Methods: Patients (pts) with stage IV NSCLC were enrolled in three cohorts based on histological and molecular NSCLC subtypes (squamous and non-squamous cell with/without activating epidermal growth factor receptor (EGFR) mutations). Pts received two vaccinations with BI 1361849 before local RT to a single tumor lesion (thoracic, bone, lymph node, skin/subcutaneous) was administered in four consecutive daily fractions of 5 GY. Vaccination was continued until start of subsequent anti-cancer therapy. Maintenance pemetrexed (mP) and epidermal growth factor receptor tyrosine kinase inhibitors (EGFR-TKIs) were given in parallel according to the label where indicated. The primary endpoint was safety; secondary endpoints included objective response, progression-free survival (PFS) and overall survival (OS). Cellular and humoral immune responses were measured ex vivo by multifunctional intracellular cytokine staining, IFN-γ ELISpot, and ELISA in pre- and post-treatment blood samples.
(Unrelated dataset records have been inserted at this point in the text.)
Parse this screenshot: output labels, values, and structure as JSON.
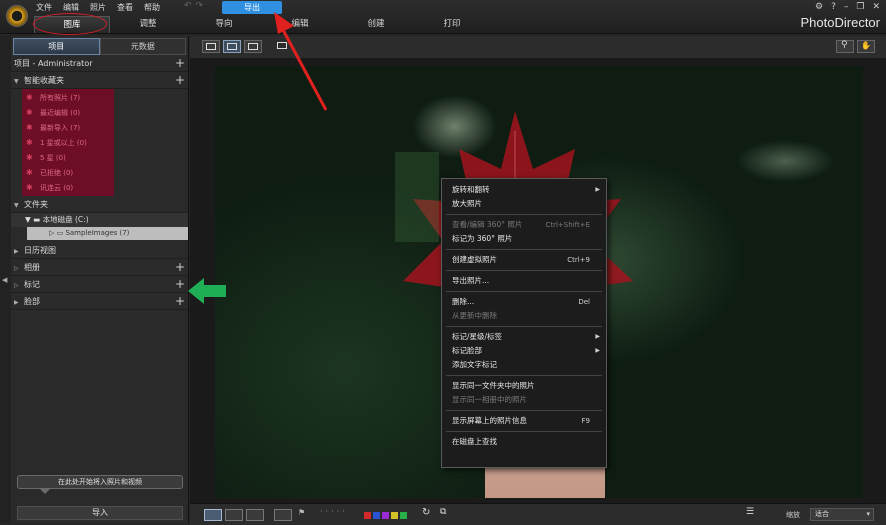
{
  "menu": [
    "文件",
    "编辑",
    "照片",
    "查看",
    "帮助"
  ],
  "export_button": "导出",
  "tabs": [
    {
      "label": "图库",
      "active": true
    },
    {
      "label": "调整",
      "active": false
    },
    {
      "label": "导向",
      "active": false
    },
    {
      "label": "编辑",
      "active": false
    },
    {
      "label": "创建",
      "active": false
    },
    {
      "label": "打印",
      "active": false
    }
  ],
  "brand": "PhotoDirector",
  "window_controls": [
    "⚙",
    "?",
    "–",
    "❐",
    "✕"
  ],
  "left_panel": {
    "tabs": [
      "项目",
      "元数据"
    ],
    "project_header": "项目 - Administrator",
    "smart_collections_header": "智能收藏夹",
    "smart_collections": [
      "所有照片 (7)",
      "最近编辑 (0)",
      "最新导入 (7)",
      "1 星或以上 (0)",
      "5 星 (0)",
      "已拒绝 (0)",
      "讯连云 (0)"
    ],
    "folders_header": "文件夹",
    "disk": "本地磁盘 (C:)",
    "folder": "SampleImages (7)",
    "calendar": "日历视图",
    "albums": "相册",
    "tags": "标记",
    "faces": "脸部",
    "import_hint": "在此处开始将入照片和视频",
    "import_button": "导入"
  },
  "context_menu": [
    {
      "label": "旋转和翻转",
      "submenu": true
    },
    {
      "label": "放大照片"
    },
    {
      "sep": true
    },
    {
      "label": "查看/编辑 360° 照片",
      "shortcut": "Ctrl+Shift+E",
      "disabled": true
    },
    {
      "label": "标记为 360° 照片"
    },
    {
      "sep": true
    },
    {
      "label": "创建虚拟照片",
      "shortcut": "Ctrl+9"
    },
    {
      "sep": true
    },
    {
      "label": "导出照片..."
    },
    {
      "sep": true
    },
    {
      "label": "删除...",
      "shortcut": "Del"
    },
    {
      "label": "从更新中删除",
      "disabled": true
    },
    {
      "sep": true
    },
    {
      "label": "标记/星级/标签",
      "submenu": true
    },
    {
      "label": "标记脸部",
      "submenu": true
    },
    {
      "label": "添加文字标记"
    },
    {
      "sep": true
    },
    {
      "label": "显示同一文件夹中的照片"
    },
    {
      "label": "显示同一相册中的照片",
      "disabled": true
    },
    {
      "sep": true
    },
    {
      "label": "显示屏幕上的照片信息",
      "shortcut": "F9"
    },
    {
      "sep": true
    },
    {
      "label": "在磁盘上查找"
    }
  ],
  "bottom": {
    "zoom_label": "缩放",
    "zoom_value": "适合",
    "colors": [
      "#d22a2a",
      "#2a55d2",
      "#9b2ad2",
      "#d2c22a",
      "#2ab04a"
    ]
  },
  "annotation_colors": {
    "ring": "#d4202a",
    "arrow_red": "#e0211f",
    "arrow_green": "#1fae55"
  }
}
Results: 26 pts were enrolled. 15 pts received mP, two received EGFR TKIs. Most frequent AEs were mild to moderate injection-site reactions and flu-like symptoms. No BI 1361849-related SAEs were reported. Based on preliminary data following up to 110 weeks of exposure, one confirmed PR was observed in a pt on mP, 13 pts (52%) experienced SD (8 pts on mP, 2 pts on EGFR-TKI and 3 pts without concomitant maintenance treatment, associated with 15% tumor shrinkage outside the radiation field in one pt without maintenance). 25 pts were available for immune response analysis. Preliminary data indicate that BI 1361849 was capable of eliciting antigen-specific immune responses in the majority of the patients including cellular and humoral immune responses.
Conclusion: BI 1361849 can be safely combined with local RT and mP treatment. Shrinkage of non-irradiated lesions and prolonged disease stablization was observed in a subset of pts, mainly in combination with mP. Data indicate immunogenicity of BI 1361849. Analyses of cellular and humoral immune responses will be presented, as well as updated clinical data.
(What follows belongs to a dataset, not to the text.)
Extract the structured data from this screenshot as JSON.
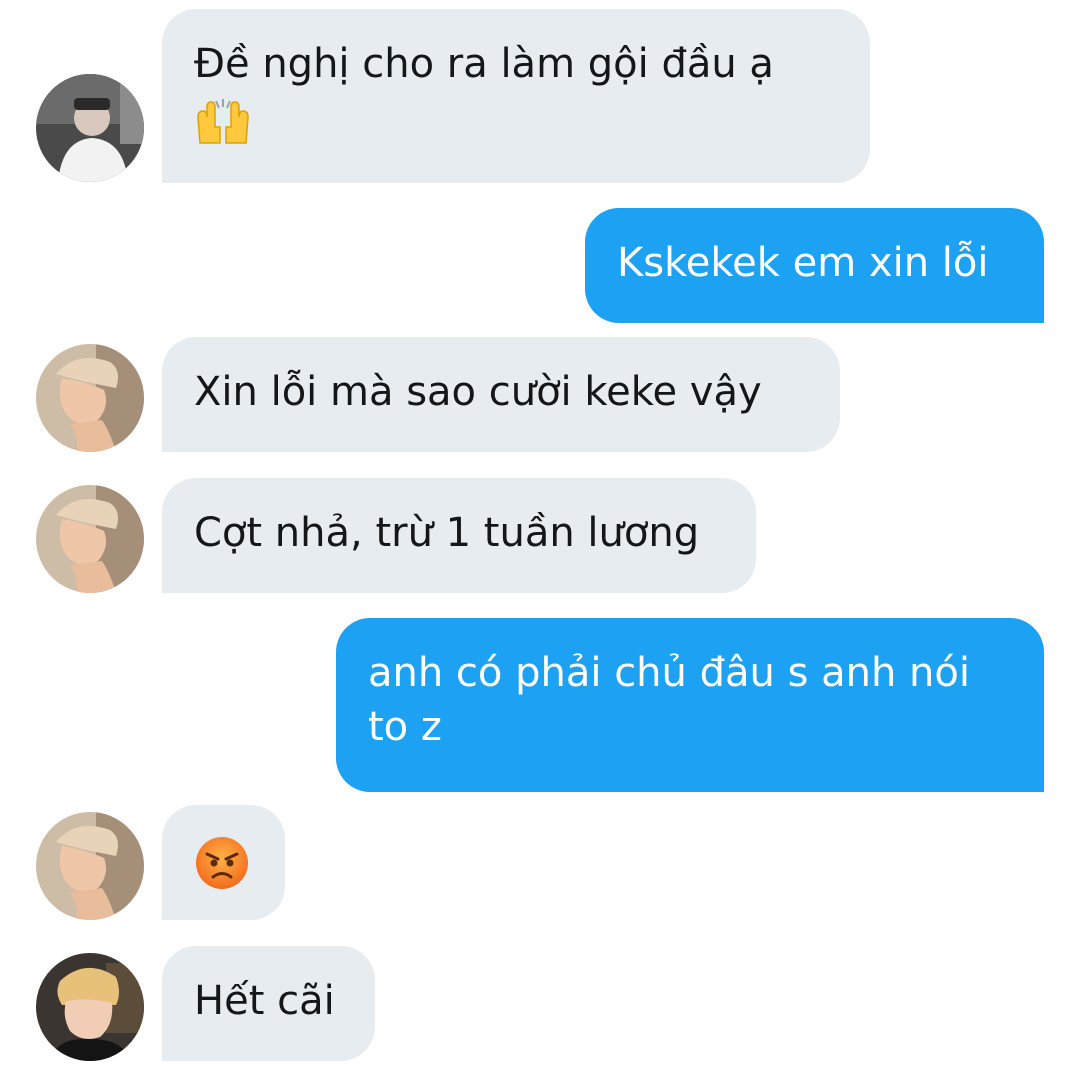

Citation Format: M. M. Hipp, M. Sebastian, C. Weiss, M. Früh, M. Pless, R. Cathomas, W. Hilbe, G. Pall, T. Wehler, J. Alt, H. Bischoff, M. Geißler, F. Griesinger, J. Kollmeier, A. Papachristofilou, F. Doener, M. Fotin-Mleczek, H. S. Hong, K. J. Kallen, U. Klinkhardt, S. D. Koch, E. Niehus, B. Scheel, A. Schröder, T. Seibel, U. Gnad-Vogt, A. Zippelius. Phase Ib trial of the RNActive cancer vaccine BI 1361849 (CV9202) and local radiotherapy in patients with stage IV non-small cell lung cancer (NSCLC) with disease control after first-line chemotherapy or during therapy with an epidermal growth factor receptor tyrosine kinase inhibitor: Updated clinical results and immune responses [abstract]. In: Proceedings of the Second CRI-CIMT-EATI-AACR International Cancer Immunotherapy Conference: Translating Science into Survival; 2016 Sept 25-28; New York, NY. Philadelphia (PA): AACR; Cancer Immunol Res 2016;4(11 Suppl):Abstract nr B072.